I completely agree with you. The problem with learning to save money is that it usually just isn’t much fun. Not to mention that many attempts to save money really don’t save any money at all, proven by your envelope example and the numerous studies that show the people who clip coupons normally spend more money while shopping.
There you have it. Straight and simple. For most people, saving money “just isn’t much fun.” People don’t like it. When they hear the words, all systems shut down from anxiety overexposure and the only thing that can relax them is spending some money to calm their nerves. Okay, it probably isn’t quite that extreme, but I do think there is a perception that permeates our society that saving money “just isn’t much fun.” So the question becomes, why do people feel this way?

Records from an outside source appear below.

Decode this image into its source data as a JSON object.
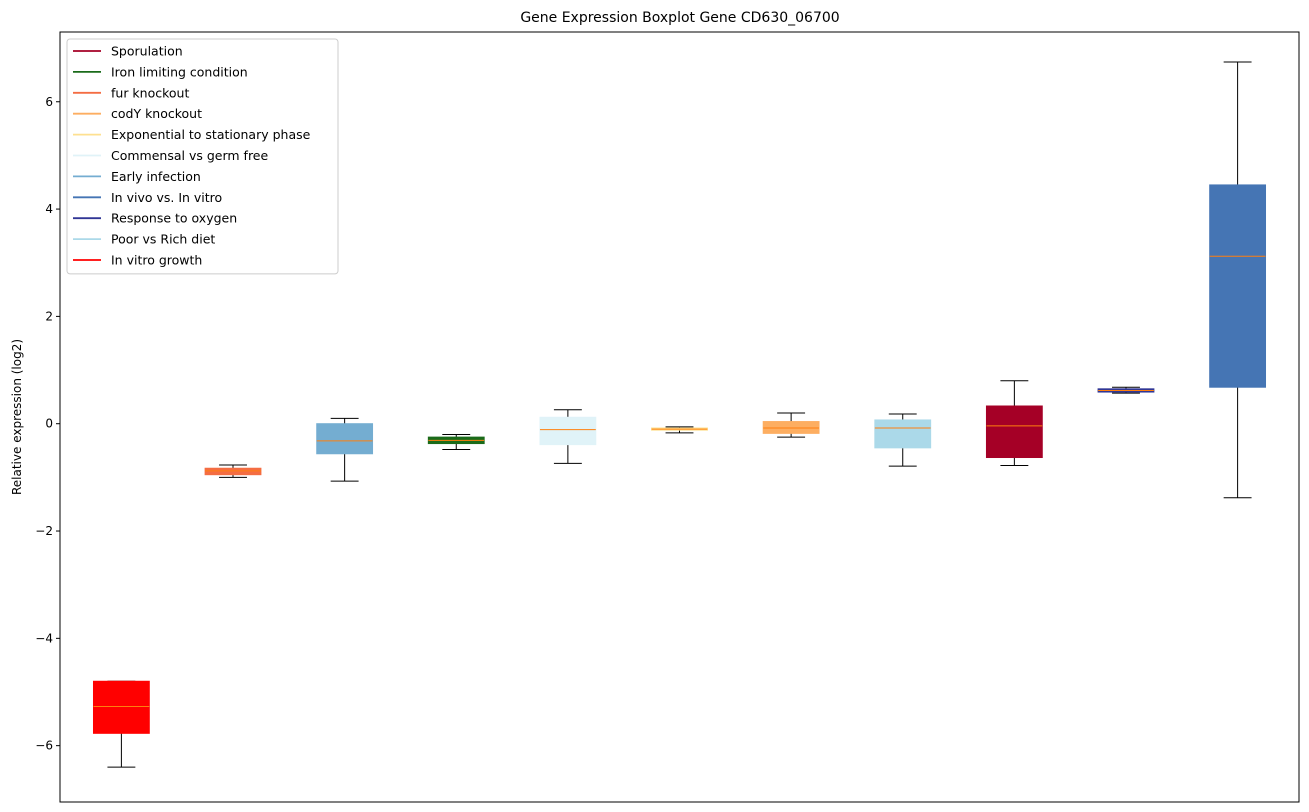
{
  "chart_data": {
    "type": "boxplot",
    "title": "Gene Expression Boxplot Gene CD630_06700",
    "ylabel": "Relative expression (log2)",
    "xlabel": "",
    "ylim": [
      -7.05,
      7.3
    ],
    "yticks": [
      6,
      4,
      2,
      0,
      -2,
      -4,
      -6
    ],
    "ytick_labels": [
      "6",
      "4",
      "2",
      "0",
      "−2",
      "−4",
      "−6"
    ],
    "median_color": "#ff7f0e",
    "legend_placement": "upper-left",
    "legend": [
      {
        "label": "Sporulation",
        "color": "#a50026"
      },
      {
        "label": "Iron limiting condition",
        "color": "#1a6b1a"
      },
      {
        "label": "fur knockout",
        "color": "#f46d43"
      },
      {
        "label": "codY knockout",
        "color": "#fdae61"
      },
      {
        "label": "Exponential to stationary phase",
        "color": "#fee090"
      },
      {
        "label": "Commensal vs germ free",
        "color": "#e0f3f8"
      },
      {
        "label": "Early infection",
        "color": "#74add1"
      },
      {
        "label": "In vivo vs. In vitro",
        "color": "#4575b4"
      },
      {
        "label": "Response to oxygen",
        "color": "#313695"
      },
      {
        "label": "Poor vs Rich diet",
        "color": "#abd9e9"
      },
      {
        "label": "In vitro growth",
        "color": "#ff0000"
      }
    ],
    "boxes": [
      {
        "group": "In vitro growth",
        "color": "#ff0000",
        "whisker_low": -6.4,
        "q1": -5.77,
        "median": -5.27,
        "q3": -4.8,
        "whisker_high": -4.8
      },
      {
        "group": "fur knockout",
        "color": "#f46d43",
        "whisker_low": -1.0,
        "q1": -0.95,
        "median": -0.88,
        "q3": -0.83,
        "whisker_high": -0.77
      },
      {
        "group": "Early infection",
        "color": "#74add1",
        "whisker_low": -1.07,
        "q1": -0.56,
        "median": -0.32,
        "q3": 0.0,
        "whisker_high": 0.1
      },
      {
        "group": "Iron limiting condition",
        "color": "#1a6b1a",
        "whisker_low": -0.48,
        "q1": -0.37,
        "median": -0.31,
        "q3": -0.25,
        "whisker_high": -0.2
      },
      {
        "group": "Commensal vs germ free",
        "color": "#e0f3f8",
        "whisker_low": -0.74,
        "q1": -0.39,
        "median": -0.11,
        "q3": 0.12,
        "whisker_high": 0.26
      },
      {
        "group": "Exponential to stationary phase",
        "color": "#fee090",
        "whisker_low": -0.17,
        "q1": -0.12,
        "median": -0.1,
        "q3": -0.08,
        "whisker_high": -0.06
      },
      {
        "group": "codY knockout",
        "color": "#fdae61",
        "whisker_low": -0.25,
        "q1": -0.18,
        "median": -0.08,
        "q3": 0.04,
        "whisker_high": 0.2
      },
      {
        "group": "Poor vs Rich diet",
        "color": "#abd9e9",
        "whisker_low": -0.79,
        "q1": -0.45,
        "median": -0.08,
        "q3": 0.07,
        "whisker_high": 0.18
      },
      {
        "group": "Sporulation",
        "color": "#a50026",
        "whisker_low": -0.78,
        "q1": -0.63,
        "median": -0.04,
        "q3": 0.33,
        "whisker_high": 0.8
      },
      {
        "group": "Response to oxygen",
        "color": "#313695",
        "whisker_low": 0.57,
        "q1": 0.59,
        "median": 0.62,
        "q3": 0.65,
        "whisker_high": 0.68
      },
      {
        "group": "In vivo vs. In vitro",
        "color": "#4575b4",
        "whisker_low": -1.38,
        "q1": 0.68,
        "median": 3.12,
        "q3": 4.45,
        "whisker_high": 6.74
      }
    ]
  }
}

I can come up with a few hypotheses off the top of my head:
** The time that most people save money is when their finances are tight, thus there is a connection between and unpleasant and stressful time and saving money.
** Commercial emphasize that spending money is fun and thus the opposite (saving money) must not be fun.
** Saving money is often associated with having to give something up.
** The saving reward is limited.
** There is immediate pressure for results.
I’m sure I could come up with more, but these flew off the top of my head. What I get from most of these is that due to the circumstances under which most people save money are less than ideal, the process of saving money takes on a feeling of not being fun. It is something that has to be done rather than something that one chooses to do at their own free will, and usually exposes itself during times of high stress and limited flexibility.
It’s an interesting dilemma, especially for someone like me that runs a money saving website that aims to be focused at individuals who are in the mainstream – how do you make such a site popular when the topic for most people just isn’t much fun?